Resource Allocation based on Federated Learning for Next Generation Wireless Communication

Abstract

Federated Learning (FL) stands out as a decentralized Machine Learning (ML) method that enables model training using distributed data while safeguarding data privacy. Its application in the next-generation wireless communication, especially the Internet of Things (IoT), realm has the potential to provide more intelligent and efficient solutions for addressing the challenges posed by massive data and security concerns. However, the performance of wireless FL is often hampered by constraints related to wireless communication resources and participant mobility. To address this issue, this thesis proposes a scheduling strategy based on model quality and communication quality.

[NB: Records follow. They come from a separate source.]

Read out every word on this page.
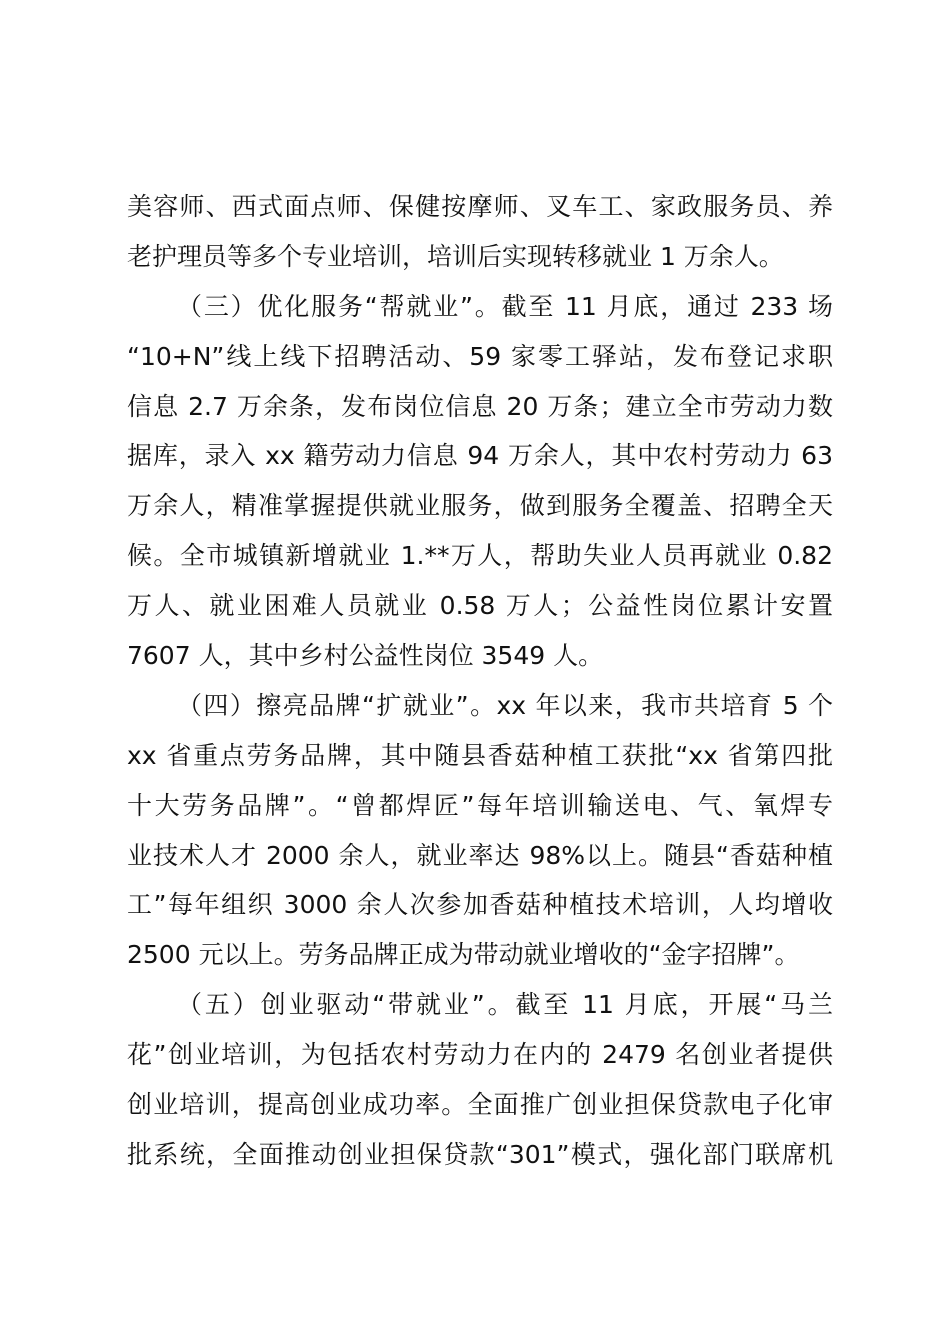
美容师、西式面点师、保健按摩师、叉车工、家政服务员、养
老护理员等多个专业培训，培训后实现转移就业 1 万余人。
（三）优化服务“帮就业”。截至 11 月底，通过 233 场
“10+N”线上线下招聘活动、59 家零工驿站，发布登记求职
信息 2.7 万余条，发布岗位信息 20 万条；建立全市劳动力数
据库，录入 xx 籍劳动力信息 94 万余人，其中农村劳动力 63
万余人，精准掌握提供就业服务，做到服务全覆盖、招聘全天
候。全市城镇新增就业 1.**万人，帮助失业人员再就业 0.82
万人、就业困难人员就业 0.58 万人；公益性岗位累计安置
7607 人，其中乡村公益性岗位 3549 人。
（四）擦亮品牌“扩就业”。xx 年以来，我市共培育 5 个
xx 省重点劳务品牌，其中随县香菇种植工获批“xx 省第四批
十大劳务品牌”。“曾都焊匠”每年培训输送电、气、氧焊专
业技术人才 2000 余人，就业率达 98%以上。随县“香菇种植
工”每年组织 3000 余人次参加香菇种植技术培训，人均增收
2500 元以上。劳务品牌正成为带动就业增收的“金字招牌”。
（五）创业驱动“带就业”。截至 11 月底，开展“马兰
花”创业培训，为包括农村劳动力在内的 2479 名创业者提供
创业培训，提高创业成功率。全面推广创业担保贷款电子化审
批系统，全面推动创业担保贷款“301”模式，强化部门联席机
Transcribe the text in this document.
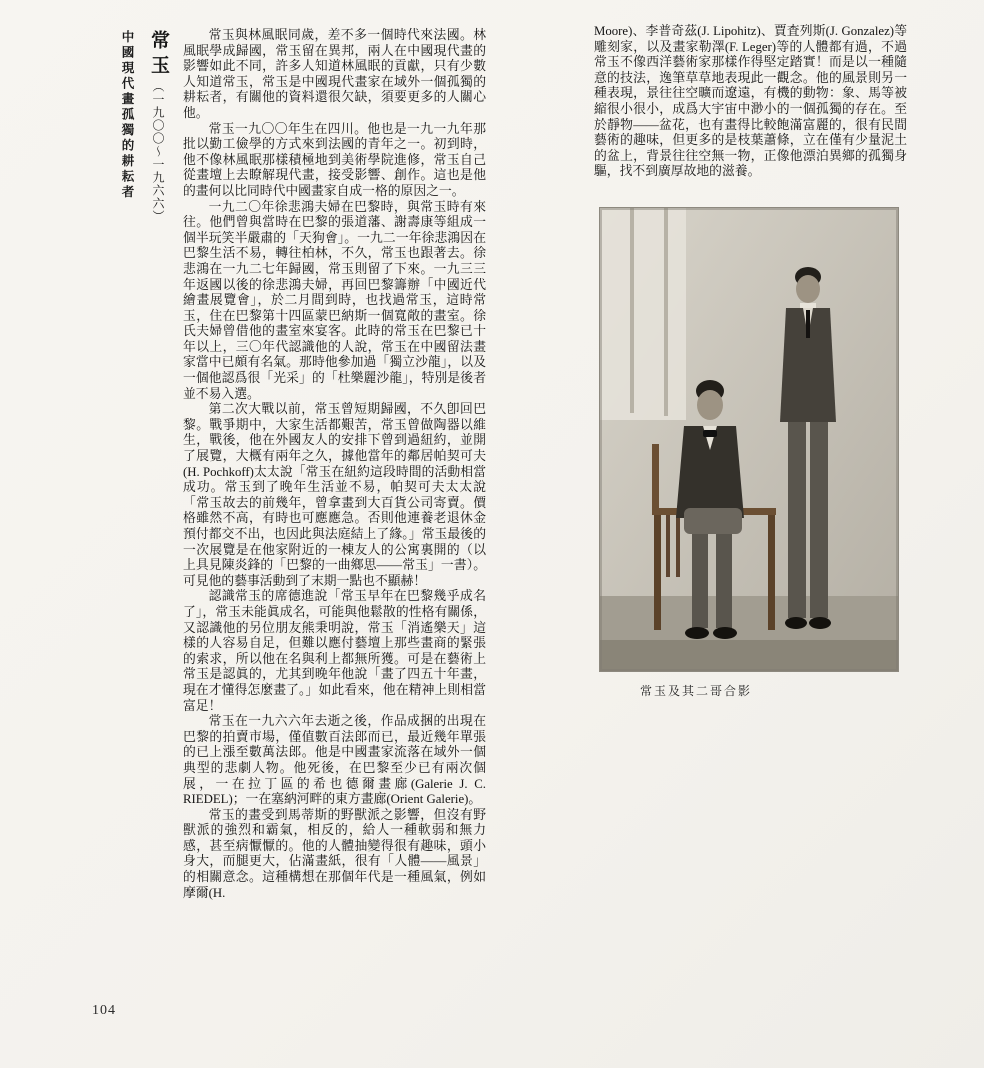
常玉（一九〇〇～一九六六）
中國現代畫孤獨的耕耘者	常玉與林風眠同歲，差不多一個時代來法國。林風眠學成歸國，常玉留在異邦，兩人在中國現代畫的影響如此不同，許多人知道林風眠的貢獻，只有少數人知道常玉，常玉是中國現代畫家在域外一個孤獨的耕耘者，有關他的資料還很欠缺，須要更多的人關心他。

常玉一九〇〇年生在四川。他也是一九一九年那批以勤工儉學的方式來到法國的青年之一。初到時，他不像林風眠那樣積極地到美術學院進修，常玉自己從畫壇上去瞭解現代畫，接受影響、創作。這也是他的畫何以比同時代中國畫家自成一格的原因之一。

一九二〇年徐悲鴻夫婦在巴黎時，與常玉時有來往。他們曾與當時在巴黎的張道藩、謝壽康等組成一個半玩笑半嚴肅的「天狗會」。一九二一年徐悲鴻因在巴黎生活不易，轉往柏林，不久，常玉也跟著去。徐悲鴻在一九二七年歸國，常玉則留了下來。一九三三年返國以後的徐悲鴻夫婦，再回巴黎籌辦「中國近代繪畫展覽會」，於二月間到時，也找過常玉，這時常玉，住在巴黎第十四區蒙巴納斯一個寬敞的畫室。徐氏夫婦曾借他的畫室來宴客。此時的常玉在巴黎已十年以上，三〇年代認識他的人說，常玉在中國留法畫家當中已頗有名氣。那時他參加過「獨立沙龍」，以及一個他認爲很「光采」的「杜樂麗沙龍」，特別是後者並不易入選。

第二次大戰以前，常玉曾短期歸國，不久卽回巴黎。戰爭期中，大家生活都艱苦，常玉曾做陶器以維生，戰後，他在外國友人的安排下曾到過紐約，並開了展覽，大概有兩年之久，據他當年的鄰居帕契可夫(H. Pochkoff)太太說「常玉在紐約這段時間的活動相當成功。常玉到了晚年生活並不易，帕契可夫太太說「常玉故去的前幾年，曾拿畫到大百貨公司寄賣。價格雖然不高，有時也可應應急。否則他連養老退休金預付都交不出，也因此與法庭結上了緣。」常玉最後的一次展覽是在他家附近的一棟友人的公寓裏開的（以上具見陳炎鋒的「巴黎的一曲鄉思——常玉」一書）。可見他的藝事活動到了末期一點也不顯赫！

認識常玉的席德進說「常玉早年在巴黎幾乎成名了」，常玉未能眞成名，可能與他鬆散的性格有關係，又認識他的另位朋友熊秉明說，常玉「消遙樂天」這樣的人容易自足，但難以應付藝壇上那些畫商的緊張的索求，所以他在名與利上都無所獲。可是在藝術上常玉是認眞的，尤其到晚年他說「畫了四五十年畫，現在才懂得怎麼畫了。」如此看來，他在精神上則相當富足！

常玉在一九六六年去逝之後，作品成捆的出現在巴黎的拍賣市場，僅值數百法郎而已，最近幾年單張的已上漲至數萬法郎。他是中國畫家流落在域外一個典型的悲劇人物。他死後，在巴黎至少已有兩次個展，一在拉丁區的希也德爾畫廊(Galerie J. C. RIEDEL)；一在塞納河畔的東方畫廊(Orient Galerie)。

常玉的畫受到馬蒂斯的野獸派之影響，但沒有野獸派的強烈和霸氣，相反的，給人一種軟弱和無力感，甚至病懨懨的。他的人體抽變得很有趣味，頭小身大，而腿更大，佔滿畫紙，很有「人體——風景」的相關意念。這種構想在那個年代是一種風氣，例如摩爾(H.

Moore)、李普奇茲(J. Lipohitz)、賈査列斯(J. Gonzalez)等雕刻家，以及畫家勒澤(F. Leger)等的人體都有過，不過常玉不像西洋藝術家那樣作得堅定踏實！而是以一種隨意的技法，逸筆草草地表現此一觀念。他的風景則另一種表現，景往往空曠而遼遠，有機的動物：象、馬等被縮很小很小，成爲大宇宙中渺小的一個孤獨的存在。至於靜物——盆花，也有畫得比較飽滿富麗的，很有民間藝術的趣味，但更多的是枝葉蕭條，立在僅有少量泥土的盆上，背景往往空無一物，正像他漂泊異鄉的孤獨身驅，找不到廣厚故地的滋養。

常玉及其二哥合影
104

The strategy employs interpretable ML to assess the contribution of each local model to the convergence of the global model and adjusts the weights of model quality and training participant communication quality dynamically, called dynamical balance quality, to achieve a more efficient and fair resource allocation strategy. Finally, the thesis compares the proposed strategy with traditional ones, and simulation results demonstrate that analyzing the value of local models using Interpretable Machine Learning techniques can help maximize the overall learning efficiency of FL systems. Furthermore, this thesis delves into the practical applications of wireless IoT and federated systems. I have designed a distributed federated IoT system framework tailored to the healthcare sector, encompassing a contactless health self-check-in web application, thermal imaging cameras, and physical barriers. This integrated system streamlines the COVID-19 health screening and data recording process. Through collaboration with a major urban hospital in Australia, we implemented a pilot electronic gate solution.